Driving the news: Tesla displaced Facebook — which unveiled a new name, Meta Platforms — in the S&P 500’s top five companies by market cap. And Microsoft overtook Apple as the world’s most valuable company, for the first time in over a year.
Catch up quick: Earnings reports for Big Tech’s top five broke across a few dominant themes.
- Cloud and services outperformed, driving Alphabet and Microsoft to new heights. But supply chain and labor costs dragged down Apple and Amazon's physical businesses, weighing on their stock prices after pre-earnings bumps.
Why it matters: These trends set the tone for the next few quarters, as many of the dynamics are unlikely to change in the short term.
- As these giants go, so goes the market.
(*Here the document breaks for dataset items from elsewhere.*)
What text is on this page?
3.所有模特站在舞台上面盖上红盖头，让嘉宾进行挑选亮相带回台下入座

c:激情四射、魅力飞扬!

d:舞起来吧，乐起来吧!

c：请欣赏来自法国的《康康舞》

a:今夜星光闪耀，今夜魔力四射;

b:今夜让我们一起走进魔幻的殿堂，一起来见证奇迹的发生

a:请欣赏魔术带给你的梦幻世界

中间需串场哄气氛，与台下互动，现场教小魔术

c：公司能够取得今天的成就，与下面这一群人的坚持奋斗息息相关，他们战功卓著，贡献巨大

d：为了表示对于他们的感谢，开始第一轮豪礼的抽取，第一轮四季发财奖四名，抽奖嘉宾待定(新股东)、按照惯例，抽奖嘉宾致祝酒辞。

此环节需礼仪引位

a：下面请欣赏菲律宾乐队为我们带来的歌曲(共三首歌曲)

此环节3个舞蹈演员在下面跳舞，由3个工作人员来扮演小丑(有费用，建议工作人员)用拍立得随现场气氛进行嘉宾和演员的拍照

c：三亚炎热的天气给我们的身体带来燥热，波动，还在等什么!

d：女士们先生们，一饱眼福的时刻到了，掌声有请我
The five largest companies in the S&P — Microsoft, Apple, Alphabet, Amazon, and now Tesla — make up 23.4% of the index as of Friday (as recently as year-end 2019, the top five S&P constituents were just 17% of the index).
What they’re saying: “It’s really a story of two different types of companies,” says Tony Roth, CIO at Wilmington Trust.
- “Service providers’ input costs are not rising significantly. … On the other hand, [for Apple and Amazon], it's all stuff and people. And stuff and people bring lots of challenges as it relates to price pressure,” he says.
Reality check: Last week's tech stock laggards still made unfathomable sums of money. And the supply chain problems may start to iron themselves out sometime next year.
The bottom line: That kept valuations from falling further — and helped the S&P and Nasdaq surge to new record highs by Friday's close.